A est del sole, a ovest della luna
Kon-Tiki



THOR HEYERDAHL E SUA MOGLIE vivevano su un'isola del Sud Pacifico, prelevando campioni di flora e fauna, quando ebbero un'idea piuttosto eretica. Thor aveva notato come il vento colpisse sempre il lato est dell'isola, non il lato ovest, e come sull'isola crescessero piante autoctone sudamericane come le patate dolci, anche se l'America del Sud era lontana, a ben 4300 miglia (8000 km) di mare aperto. Se le patate dolci erano riuscite a migrare da oriente, allora anche gli esseri umani potevano averlo fatto. Era un'idea che andava contro le teorie scientifiche del periodo, che suggerivano che le isole del Pacifico fossero state colonizzate da uomini impegnati in una migrazione graduale, isola per isola, da ovest. Malgrado gli alisei indubbiamente soffino da est a ovest, i critici hanno sostenuto che non ci fossero imbarcazioni native capaci di una traversata oceanica di 4300 miglia (8000 km) nel 500 o addirittura nel 1000, come suggerito da Heyerdahl.

C'era un solo modo per dimostrare la sua ipotesi, e così nel 1947 Heyerdahl raggiunse il Perù e iniziò a costruire una zattera tradizionale, utilizzando solo gli strumenti e i materiali che erano a disposizione delle popolazioni indigene di quel periodo. Nove enormi tronchi di balsa furono legati insieme con una corda di canapa e una vela quadra fu armata per la navigazione con vento a favore. Una semplice tuga di bambù, coperta di foglie di banano, costituiva l'unico riparo. La zattera era dotata di moderne attrezzature di navigazione tra cui radio, sestante e carte nautiche, ma aveva solo un minimo di governo. Venne chiamata Kon-Tiki, dal nome di un antico dio sole Inca che si diceva avesse viaggiato verso l'ovest.

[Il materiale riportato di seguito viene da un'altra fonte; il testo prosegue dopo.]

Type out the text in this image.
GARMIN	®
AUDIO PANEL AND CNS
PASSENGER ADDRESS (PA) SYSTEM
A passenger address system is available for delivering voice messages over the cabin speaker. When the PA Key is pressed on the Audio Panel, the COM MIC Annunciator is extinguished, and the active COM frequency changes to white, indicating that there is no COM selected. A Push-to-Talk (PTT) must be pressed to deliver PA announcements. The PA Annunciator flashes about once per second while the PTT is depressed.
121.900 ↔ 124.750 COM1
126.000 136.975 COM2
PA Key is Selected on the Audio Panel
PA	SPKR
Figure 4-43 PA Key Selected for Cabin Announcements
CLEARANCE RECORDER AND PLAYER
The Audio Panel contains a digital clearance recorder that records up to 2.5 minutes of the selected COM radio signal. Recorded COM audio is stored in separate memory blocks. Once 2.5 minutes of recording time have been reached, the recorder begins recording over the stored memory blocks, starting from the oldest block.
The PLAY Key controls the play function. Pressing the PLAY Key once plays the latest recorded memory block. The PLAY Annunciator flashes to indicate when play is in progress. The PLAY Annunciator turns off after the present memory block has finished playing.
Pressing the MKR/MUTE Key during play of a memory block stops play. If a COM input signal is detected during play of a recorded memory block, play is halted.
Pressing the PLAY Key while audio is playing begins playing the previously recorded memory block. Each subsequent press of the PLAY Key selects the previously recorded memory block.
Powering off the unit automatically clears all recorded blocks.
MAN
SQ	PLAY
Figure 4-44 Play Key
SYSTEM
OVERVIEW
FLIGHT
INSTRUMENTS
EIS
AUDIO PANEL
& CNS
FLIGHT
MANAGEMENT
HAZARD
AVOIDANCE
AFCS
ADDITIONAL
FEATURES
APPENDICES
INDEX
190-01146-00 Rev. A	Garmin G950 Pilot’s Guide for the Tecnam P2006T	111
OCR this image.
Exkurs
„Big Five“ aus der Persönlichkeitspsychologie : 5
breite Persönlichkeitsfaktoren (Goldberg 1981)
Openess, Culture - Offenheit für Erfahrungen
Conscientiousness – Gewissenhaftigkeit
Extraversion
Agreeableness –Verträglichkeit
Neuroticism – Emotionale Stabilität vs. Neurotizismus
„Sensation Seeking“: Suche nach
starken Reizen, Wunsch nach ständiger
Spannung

Sopravvivendo in gran parte di pesce pescato, Heyerdahl e i cinque membri dell'equipaggio (più un pappagallo, perso in una tempesta) sopravvissero per 101 giorni in mare, prima di schiantarsi su una barriera corallina a Raroia, un'isola che si trova 500 miglia (930 km) a nord di Tahiti. Heyerdahl aveva dimostrato che un tale viaggio era possibile, ma non probabile, e la maggior parte degli scienziati continuò a credere che la teoria della migrazione da ovest fosse la più verosimile. Inoltre, il pensiero di Heyerdahl evidenziava un fondamentale pregiudizio occidentale. Proprio come i suoi avversari, egli presumeva che le imbarcazioni polinesiane non potessero navigare di bolina, che i nativi non avessero particolari capacità di navigazione e che si spostassero, quindi, di isola in isola sospinti dai capricci degli elementi. Solo nel 1976 la piroga hawaiana Hõkule'a dimostrò che la teoria della "deriva accidentale" non era solo paternalistica, ma anche sbagliata. Le imbarcazioni tradizionali polinesiane potevano risalire il vento e navigare da un'isola all'altra con metodi tradizionali. La grande avventura di Heyerdahl era nata con un vizio di fondo.